Les trois synoptiques ouvrent cette section par la présentation de Jean-Baptiste et de sa prédication de conversion. Jean lui-même y fera allusion (Jean 1, 19-36). Luc, qui a dès le début consacré une large place à Jean dans les récits de qu'enfance, rapporte les mêmes données que Marc et surtout Matthieu. Il en ajoute quelques-unes (v. 5-6, 10-15, 18). Il est intéressant de noter qu'il prend soin de montrer en Jean le précurseur de l'annonce du salut de Dieu pour tous les hommes (3, 6), de noter qu'il n'est pas le Messie (3, 15), mais que sa prédication est déjà la bonne nouvelle (3, 18)

2 - 2 - 1 : Le baptême de Jésus (3, 21-22)

Chez les trois synoptiques, cet épisode présente deux aspects fort différents : le baptême de Jésus par Jean-Baptiste est un événement public, constatable par des témoins ; et à cette occasion se produit une manifestation divine que Jésus est seul à percevoir (cela est net surtout chez Marc) : il voit l'Esprit sous forme de colombe, il entend les paroles du Père.

Le récit de Luc présente une série de traits originaux et significatifs. Il ne nomme même pas Jean-Baptiste, dont il vient de rapporter toute l'histoire jusqu'à son emprisonnement par Hérode (3, 19-20). On a ici un cas très net de la "périodisation" de l'histoire chez Luc. Le sens en est clair : avec le baptême de Jésus, le temps de Jean Baptiste est terminé. Luc indique que ce baptême de Jean a été donné "à tout le peuple". Il marque plus nettement que Matthieu et Marc la distinction entre le baptême de Jésus et la manifestation divine qui le suit. Il mentionne que Jésus est en prière, comme avant tous les autres faits décisifs de sa mission. Il précise un peu que si Jésus peut voir l'Esprit, c'est sous une forme corporelle. Surtout, la parole du Père, selon le texte le plus probable, est la formule royale d'intronisation du psaume 2, 7 : "Tu es mon Fils, moi aujourd'hui je t'ai engendré."

Ces données suggèrent comment Luc entend l'événement.
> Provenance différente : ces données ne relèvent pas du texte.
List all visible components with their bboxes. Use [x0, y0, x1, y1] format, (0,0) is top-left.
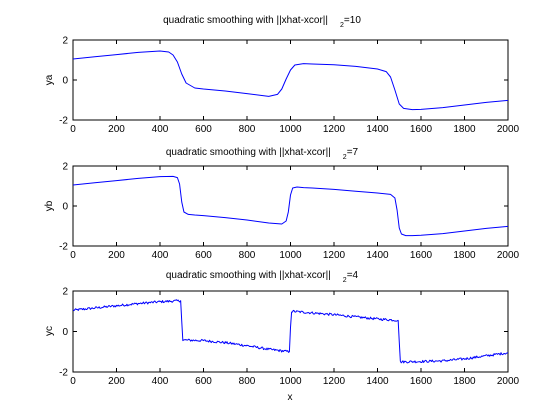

En se faisant baptiser, Jésus achève le mouvement préparatoire de conversion de tout le peuple de Dieu. Il reçoit maintenant l'Esprit comme tous les prophètes, pour être le porteur de la Parole de Dieu. Mais Jésus est plus qu'un prophète parce que son message est la bonne nouvelle définitive, dont il est lui-même l'objet. Le Père le reconnaît comme son Fils. Luc a déjà noté qu'il l'était dès le premier instant de sa vie (1, 35), qu'il le savait quand il était parvenu à une conscience adulte (2, 49). Ici, il veut marquer son investiture royale pour sa mission. En fait, il le dira, Jésus n'exercera en plénitude sa seigneurie royale que par-delà sa mort, dans la gloire pascale. Mais à l'instant où il entreprend sa mission, il reçoit des pouvoirs qu'il n'a pas encore exercés jusqu'ici. On pourrait dire que si, dès sa conception, il est comme Fils l'héritier légitime du Père, il devient, à son investiture baptismale, son fondé de pouvoir, en attendant son intronisation pascale.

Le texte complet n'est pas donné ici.